Telstra was not handed a fine for the conduct revealed on Thursday, but this was not the first time it has been in trouble over the past two years:

  • In May, Telstra signed an enforceable undertaking over $11 million in delayed compensation payments after its internal systems failed.
  • In April, Telstra was fined $506,000 and paid $1.73 million in compensation for overcharging thousands of customers and failing to properly fix the problem.
  • In December 2021, Telstra was fined $2.5 million for failing to protect private phone numbers after uploading data into a public database.
  • In July 2021, Telstra refunded customers $25 million after misleading them about their NBN speeds, claiming it was faster than it was.
  • In May 2021, Telstra was fined $1.5 million for disrupting the industry by suspending phone number transfer services during COVID-19.
  • In May 2021, Telstra was fined $50 million for unconscionable sales practices targeting Indigenous Australians, following ACCC action.

Different issues, similar excuses

Telstra has not been the only telco doing the wrong thing, with rivals Optus and TPG often featuring in regulator enforcement action.

This was particularly the case around misleading NBN plans, revealed by the ACCC.

But Telstra’s excuses for failure are often quite similar, Mr Williams noted, with the telco routinely citing problems with legacy systems.

That was the case on Thursday, when ACMA said Telstra blamed issues with “legacy IT systems” for misidentifying those protected by hardship.

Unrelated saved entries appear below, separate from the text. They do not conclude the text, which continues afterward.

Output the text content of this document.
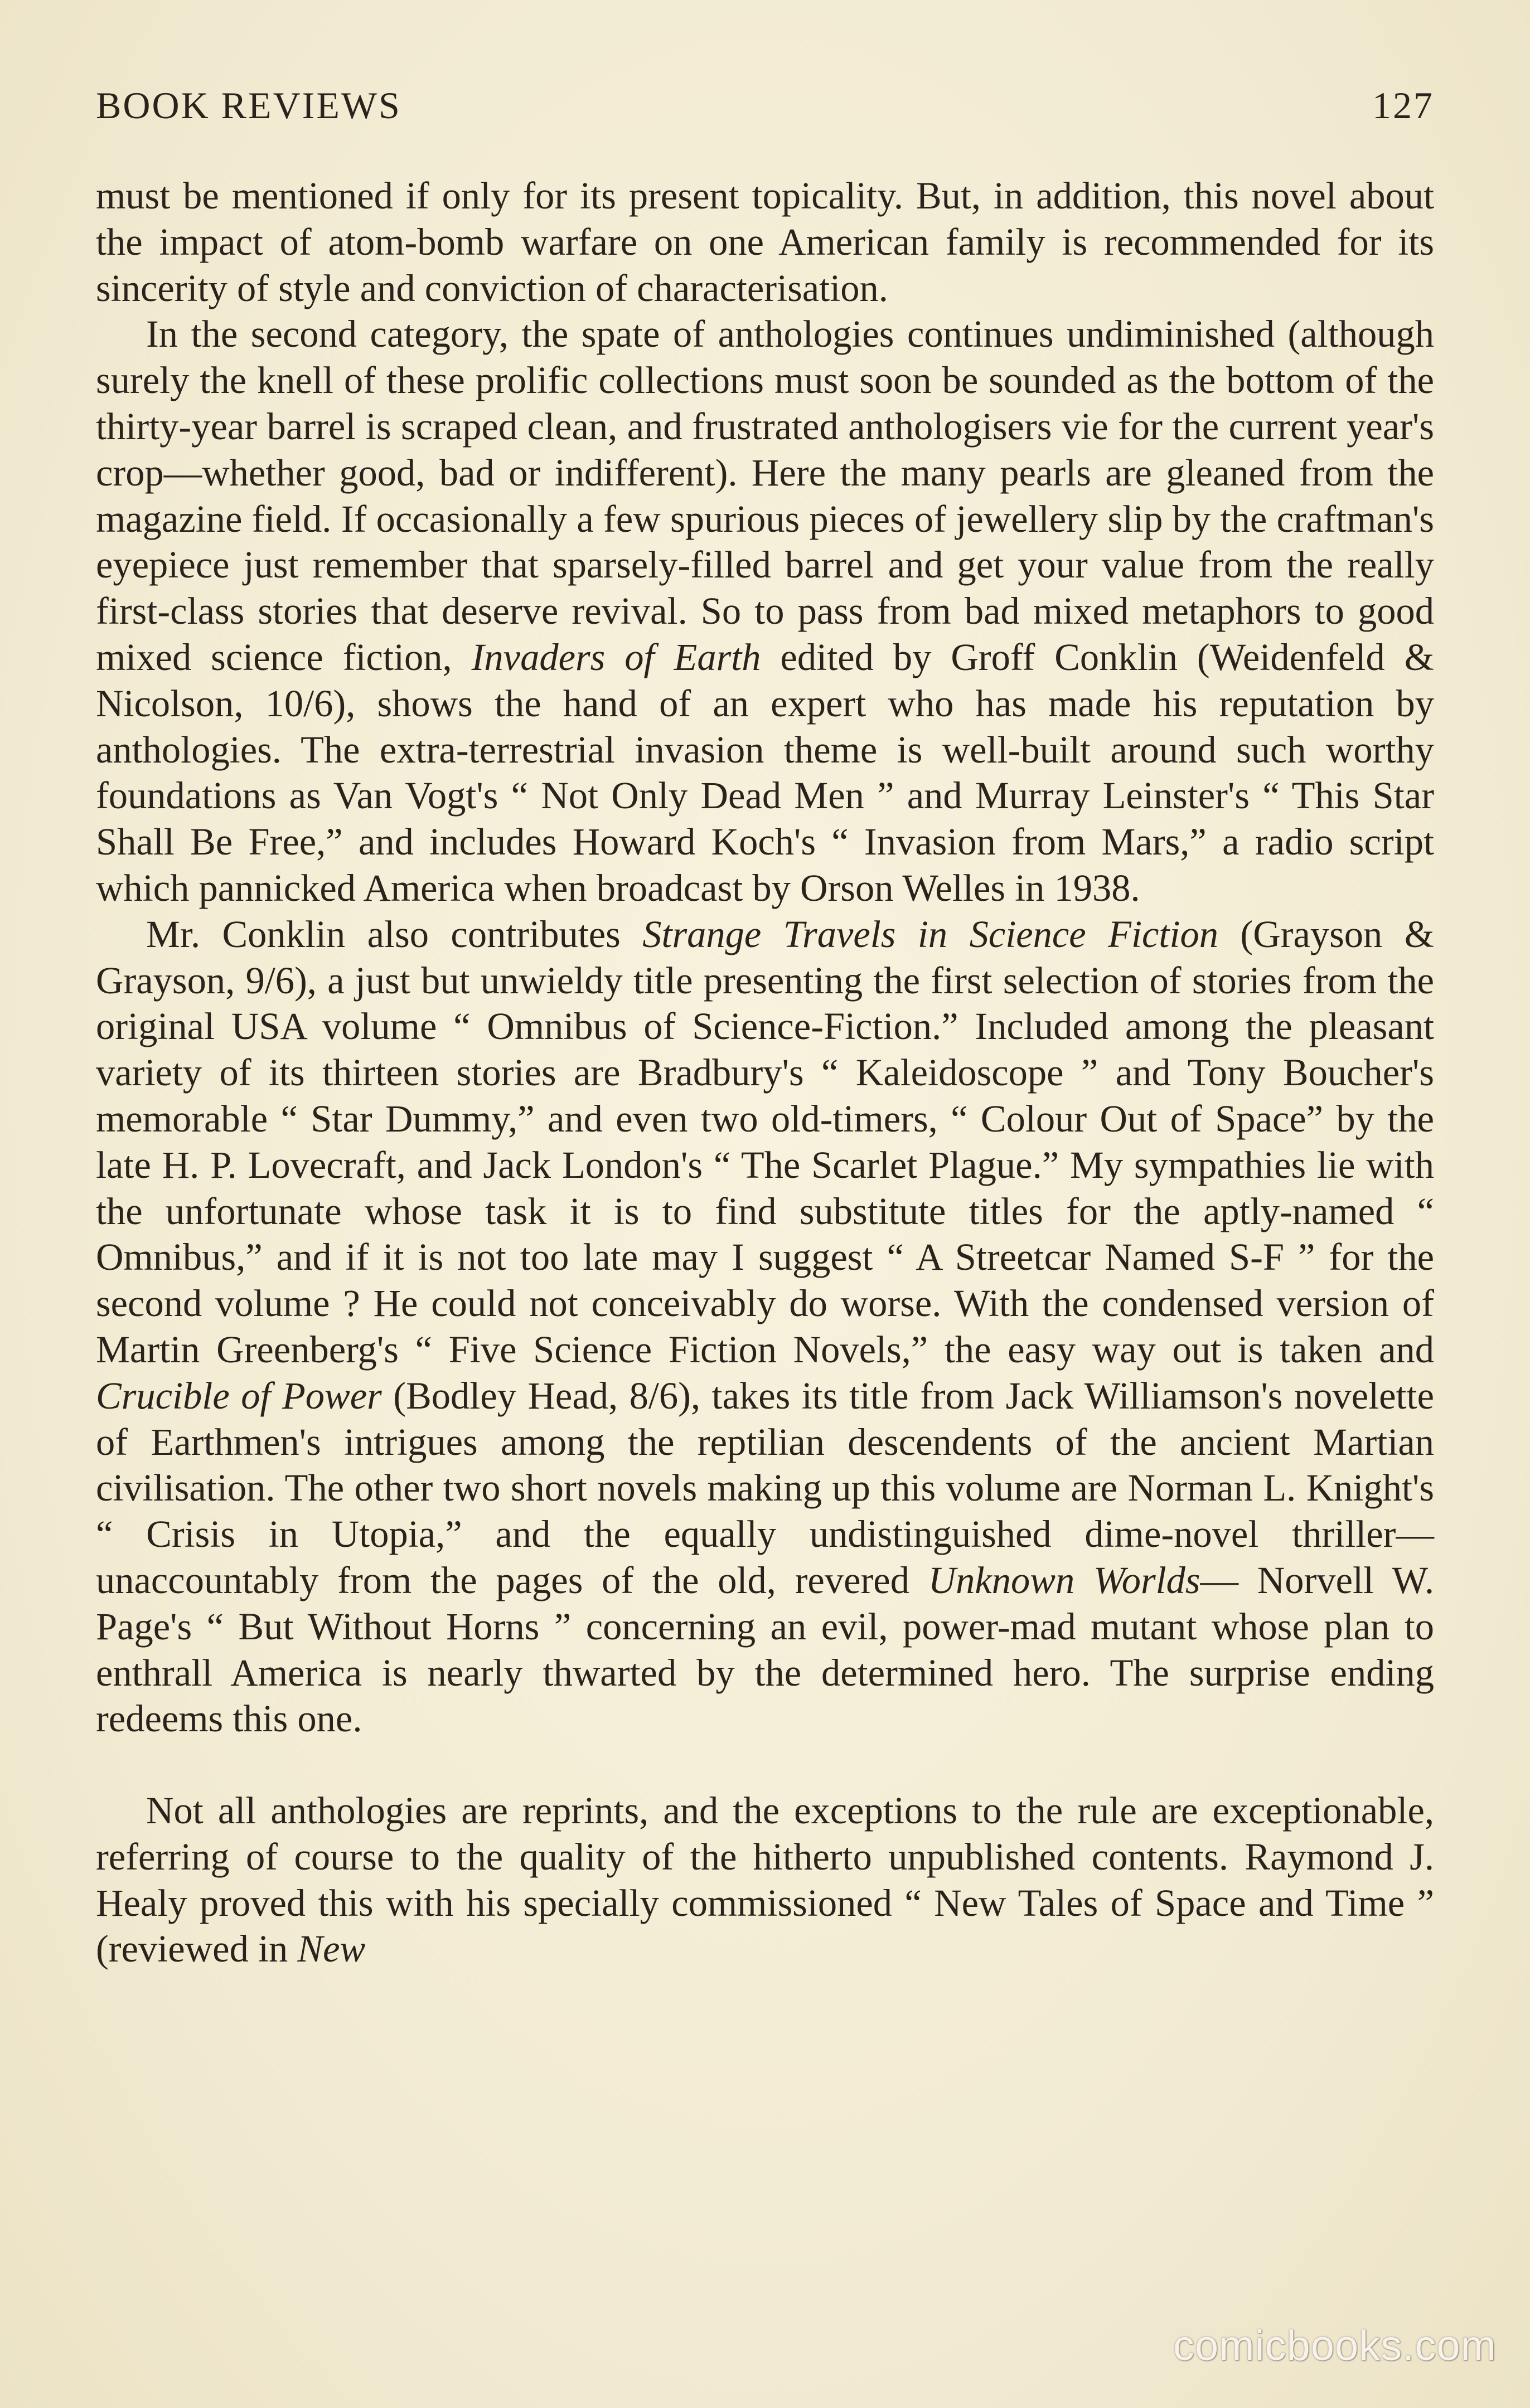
BOOK REVIEWS	127

must be mentioned if only for its present topicality. But, in addition, this novel about the impact of atom-bomb warfare on one American family is recommended for its sincerity of style and conviction of characterisation.

In the second category, the spate of anthologies continues undiminished (although surely the knell of these prolific collections must soon be sounded as the bottom of the thirty-year barrel is scraped clean, and frustrated anthologisers vie for the current year's crop—whether good, bad or indifferent). Here the many pearls are gleaned from the magazine field. If occasionally a few spurious pieces of jewellery slip by the craftman's eyepiece just remember that sparsely-filled barrel and get your value from the really first-class stories that deserve revival. So to pass from bad mixed metaphors to good mixed science fiction, Invaders of Earth edited by Groff Conklin (Weidenfeld & Nicolson, 10/6), shows the hand of an expert who has made his reputation by anthologies. The extra-terrestrial invasion theme is well-built around such worthy foundations as Van Vogt's “ Not Only Dead Men ” and Murray Leinster's “ This Star Shall Be Free,” and includes Howard Koch's “ Invasion from Mars,” a radio script which pannicked America when broadcast by Orson Welles in 1938.

Mr. Conklin also contributes Strange Travels in Science Fiction (Grayson & Grayson, 9/6), a just but unwieldy title presenting the first selection of stories from the original USA volume “ Omnibus of Science-Fiction.” Included among the pleasant variety of its thirteen stories are Bradbury's “ Kaleidoscope ” and Tony Boucher's memorable “ Star Dummy,” and even two old-timers, “ Colour Out of Space” by the late H. P. Lovecraft, and Jack London's “ The Scarlet Plague.” My sympathies lie with the unfortunate whose task it is to find substitute titles for the aptly-named “ Omnibus,” and if it is not too late may I suggest “ A Streetcar Named S-F ” for the second volume ? He could not conceivably do worse. With the condensed version of Martin Greenberg's “ Five Science Fiction Novels,” the easy way out is taken and Crucible of Power (Bodley Head, 8/6), takes its title from Jack Williamson's novelette of Earthmen's intrigues among the reptilian descendents of the ancient Martian civilisation. The other two short novels making up this volume are Norman L. Knight's “ Crisis in Utopia,” and the equally undistinguished dime-novel thriller—unaccountably from the pages of the old, revered Unknown Worlds— Norvell W. Page's “ But Without Horns ” concerning an evil, power-mad mutant whose plan to enthrall America is nearly thwarted by the determined hero. The surprise ending redeems this one.

Not all anthologies are reprints, and the exceptions to the rule are exceptionable, referring of course to the quality of the hitherto unpublished contents. Raymond J. Healy proved this with his specially commissioned “ New Tales of Space and Time ” (reviewed in New

comicbooks.com
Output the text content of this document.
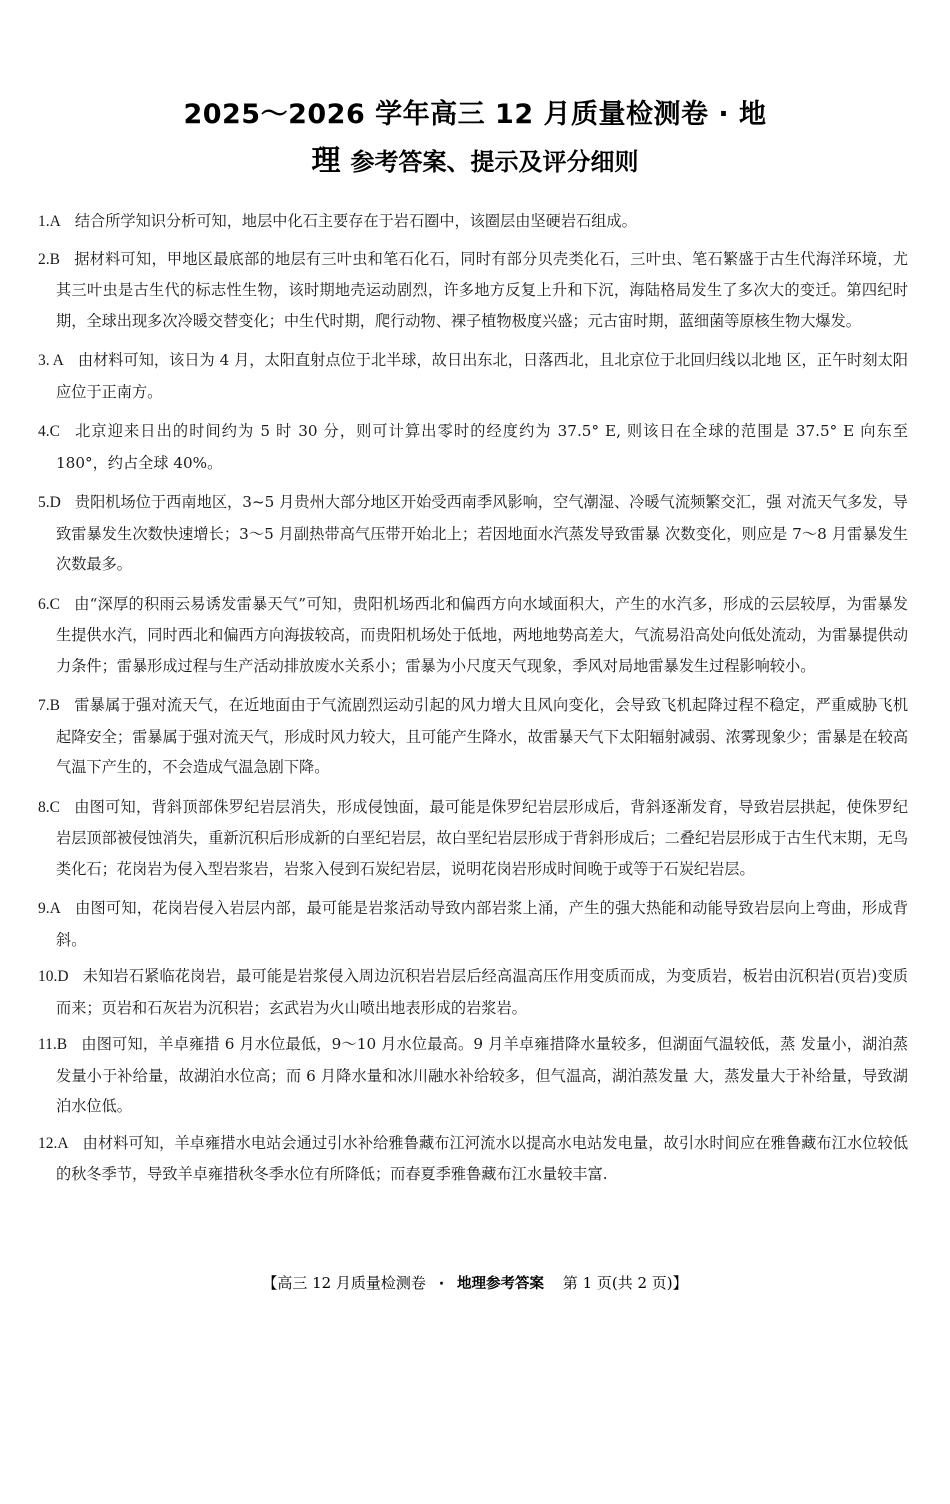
2025～2026 学年高三 12 月质量检测卷 · 地
理 参考答案、提示及评分细则
1.A 结合所学知识分析可知，地层中化石主要存在于岩石圈中，该圈层由坚硬岩石组成。
2.B 据材料可知，甲地区最底部的地层有三叶虫和笔石化石，同时有部分贝壳类化石，三叶虫、笔石繁盛于古生代海洋环境，尤其三叶虫是古生代的标志性生物，该时期地壳运动剧烈，许多地方反复上升和下沉，海陆格局发生了多次大的变迁。第四纪时期，全球出现多次冷暖交替变化；中生代时期，爬行动物、裸子植物极度兴盛；元古宙时期，蓝细菌等原核生物大爆发。
3. A 由材料可知，该日为 4 月，太阳直射点位于北半球，故日出东北，日落西北，且北京位于北回归线以北地 区，正午时刻太阳应位于正南方。
4.C 北京迎来日出的时间约为 5 时 30 分，则可计算出零时的经度约为 37.5° E, 则该日在全球的范围是 37.5° E 向东至 180°，约占全球 40%。
5.D 贵阳机场位于西南地区，3~5 月贵州大部分地区开始受西南季风影响，空气潮湿、冷暖气流频繁交汇，强 对流天气多发，导致雷暴发生次数快速增长；3～5 月副热带高气压带开始北上；若因地面水汽蒸发导致雷暴 次数变化，则应是 7～8 月雷暴发生次数最多。
6.C 由“深厚的积雨云易诱发雷暴天气”可知，贵阳机场西北和偏西方向水域面积大，产生的水汽多，形成的云层较厚，为雷暴发生提供水汽，同时西北和偏西方向海拔较高，而贵阳机场处于低地，两地地势高差大，气流易沿高处向低处流动，为雷暴提供动力条件；雷暴形成过程与生产活动排放废水关系小；雷暴为小尺度天气现象，季风对局地雷暴发生过程影响较小。
7.B 雷暴属于强对流天气，在近地面由于气流剧烈运动引起的风力增大且风向变化，会导致飞机起降过程不稳定，严重威胁飞机起降安全；雷暴属于强对流天气，形成时风力较大，且可能产生降水，故雷暴天气下太阳辐射减弱、浓雾现象少；雷暴是在较高气温下产生的，不会造成气温急剧下降。
8.C 由图可知，背斜顶部侏罗纪岩层消失，形成侵蚀面，最可能是侏罗纪岩层形成后，背斜逐渐发育，导致岩层拱起，使侏罗纪岩层顶部被侵蚀消失，重新沉积后形成新的白垩纪岩层，故白垩纪岩层形成于背斜形成后；二叠纪岩层形成于古生代末期，无鸟类化石；花岗岩为侵入型岩浆岩，岩浆入侵到石炭纪岩层，说明花岗岩形成时间晚于或等于石炭纪岩层。
9.A 由图可知，花岗岩侵入岩层内部，最可能是岩浆活动导致内部岩浆上涌，产生的强大热能和动能导致岩层向上弯曲，形成背斜。
10.D 未知岩石紧临花岗岩，最可能是岩浆侵入周边沉积岩岩层后经高温高压作用变质而成，为变质岩，板岩由沉积岩(页岩)变质而来；页岩和石灰岩为沉积岩；玄武岩为火山喷出地表形成的岩浆岩。
11.B 由图可知，羊卓雍措 6 月水位最低，9～10 月水位最高。9 月羊卓雍措降水量较多，但湖面气温较低，蒸 发量小，湖泊蒸发量小于补给量，故湖泊水位高；而 6 月降水量和冰川融水补给较多，但气温高，湖泊蒸发量 大，蒸发量大于补给量，导致湖泊水位低。
12.A 由材料可知，羊卓雍措水电站会通过引水补给雅鲁藏布江河流水以提高水电站发电量，故引水时间应在雅鲁藏布江水位较低的秋冬季节，导致羊卓雍措秋冬季水位有所降低；而春夏季雅鲁藏布江水量较丰富.
【高三 12 月质量检测卷 · 地理参考答案 第 1 页(共 2 页)】
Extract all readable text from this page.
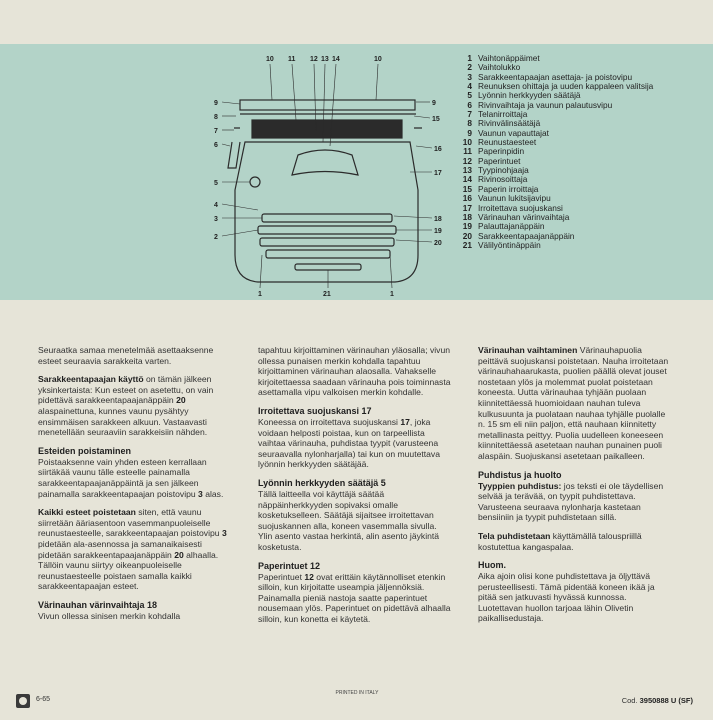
10 11 12 13 14	10
9
8
7
6
5
4
3
2
9
15
16
17
18
19
20
1	21	1
1 Vaihtonäppäimet
2 Vaihtolukko
3 Sarakkeentapaajan asettaja- ja poistovipu
4 Reunuksen ohittaja ja uuden kappaleen valitsija
5 Lyönnin herkkyyden säätäjä
6 Rivinvaihtaja ja vaunun palautusvipu
7 Telanirroittaja
8 Rivinvälinsäätäjä
9 Vaunun vapauttajat
10 Reunustaesteet
11 Paperinpidin
12 Paperintuet
13 Tyypinohjaaja
14 Rivinosoittaja
15 Paperin irroittaja
16 Vaunun lukitsijavipu
17 Irroitettava suojuskansi
18 Värinauhan värinvaihtaja
19 Palauttajanäppäin
20 Sarakkeentapaajanäppäin
21 Välilyöntinäppäin

Seuraatka samaa menetelmää asettaaksenne esteet seuraavia sarakkeita varten.

Sarakkeentapaajan käyttö on tämän jälkeen yksinkertaista: Kun esteet on asetettu, on vain pidettävä sarakkeentapaajanäppäin 20 alaspainettuna, kunnes vaunu pysähtyy ensimmäisen sarakkeen alkuun. Vastaavasti menetellään seuraaviin sarakkeisiin nähden.

Esteiden poistaminen

Poistaaksenne vain yhden esteen kerrallaan siirtäkää vaunu tälle esteelle painamalla sarakkeentapaajanäppäintä ja sen jälkeen painamalla sarakkeentapaajan poistovipu 3 alas.

Kaikki esteet poistetaan siten, että vaunu siirretään ääriasentoon vasemmanpuoleiselle reunustaesteelle, sarakkeentapaajan poistovipu 3 pidetään ala-asennossa ja samanaikaisesti pidetään sarakkeentapaajanäppäin 20 alhaalla. Tällöin vaunu siirtyy oikeanpuoleiselle reunustaesteelle poistaen samalla kaikki sarakkeentapaajan esteet.

Värinauhan värinvaihtaja 18

Vivun ollessa sinisen merkin kohdalla

tapahtuu kirjoittaminen värinauhan yläosalla; vivun ollessa punaisen merkin kohdalla tapahtuu kirjoittaminen värinauhan alaosalla. Vahakselle kirjoitettaessa saadaan värinauha pois toiminnasta asettamalla vipu valkoisen merkin kohdalle.

Irroitettava suojuskansi 17

Koneessa on irroitettava suojuskansi 17, joka voidaan helposti poistaa, kun on tarpeellista vaihtaa värinauha, puhdistaa tyypit (varusteena seuraavalla nylonharjalla) tai kun on muutettava lyönnin herkkyyden säätäjää.

Lyönnin herkkyyden säätäjä 5

Tällä laitteella voi käyttäjä säätää näppäinherkkyyden sopivaksi omalle kosketukselleen. Säätäjä sijaitsee irroitettavan suojuskannen alla, koneen vasemmalla sivulla. Ylin asento vastaa herkintä, alin asento jäykintä kosketusta.

Paperintuet 12

Paperintuet 12 ovat erittäin käytännolliset etenkin silloin, kun kirjoitatte useampia jäljennöksiä. Painamalla pieniä nastoja saatte paperintuet nousemaan ylös. Paperintuet on pidettävä alhaalla silloin, kun konetta ei käytetä.

Värinauhan vaihtaminen Värinauhapuolia peittävä suojuskansi poistetaan. Nauha irroitetaan värinauhahaarukasta, puolien päällä olevat jouset nostetaan ylös ja molemmat puolat poistetaan koneesta. Uutta värinauhaa tyhjään puolaan kiinnitettäessä huomioidaan nauhan tuleva kulkusuunta ja puolataan nauhaa tyhjälle puolalle n. 15 sm eli niin paljon, että nauhaan kiinnitetty metallinasta peittyy. Puolia uudelleen koneeseen kiinnitettäessä asetetaan nauhan punainen puoli alaspäin. Suojuskansi asetetaan paikalleen.

Puhdistus ja huolto

Tyyppien puhdistus: jos teksti ei ole täydellisen selvää ja terävää, on tyypit puhdistettava. Varusteena seuraava nylonharja kastetaan bensiiniin ja tyypit puhdistetaan sillä.

Tela puhdistetaan käyttämällä talouspriillä kostutettua kangaspalaa.

Huom.

Aika ajoin olisi kone puhdistettava ja öljyttävä perusteellisesti. Tämä pidentää koneen ikää ja pitää sen jatkuvasti hyvässä kunnossa. Luotettavan huollon tarjoaa lähin Olivetin paikallisedustaja.

6-65
PRINTED IN ITALY
Cod. 3950888 U (SF)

It was a similar excuse in April when issues with “internal systems” like “data transfer problems” were blamed for overcharging customers.

“It’s a concern [that] everything seems to come back to legacy IT systems,” Mr Williams said. “As the telcos and Telstra upgrade their systems they’ve really got to make sure they’re capable of addressing these issues.”

Veteran telco consultant Paul Budde said Telstra’s IT issues stem back to decades ago when it had an effective monopoly on the industry and maintained thousands of outdated systems to hide from regulatory eyes.

“It was to their advantage to have all sorts of legacy systems that made it very difficult for regulators to understand what was going on,” he said.

“We’re talking about an enormous amount of systems.”

Mr Budde said Telstra has been updating its systems en masse amid the competitive pressure of today’s market, but that this doesn’t excuse the  raft of regulatory failures that have resulted.

Calls for tougher penalties

Mr Williams said consumer advocates will push governments for tougher fines and enhanced investigatory powers for regulators in an upcoming review of the telecommunications consumer protection code next year.

As things stand, the compensation payments and fines given to Telstra in the past two years represent a minuscule proportion of their revenue, which was an astonishing $22.5 billion during the 2021 financial year.

However, Mr Williams doesn’t think Telstra sees its regulatory failures as a cost of doing business, saying executives fear reputational damage.

“It’s not great to see these issues cropping up, but looking at positives – Telstra has self-reported a lot of these issues,” Mr Williams said.

In a statement, a Telstra spokesperson apologised for the errors with its application of hardship policies, and said the telco is making changes.

“We have made significant improvements over the last few years to improve the customer experience,” they said.

“We have simplified our plans, removed lock-in contracts and excess data charges, brought calls back onshore and our stores back in-house.

“All of these improvements have seen our customer complaints drop to record lows.”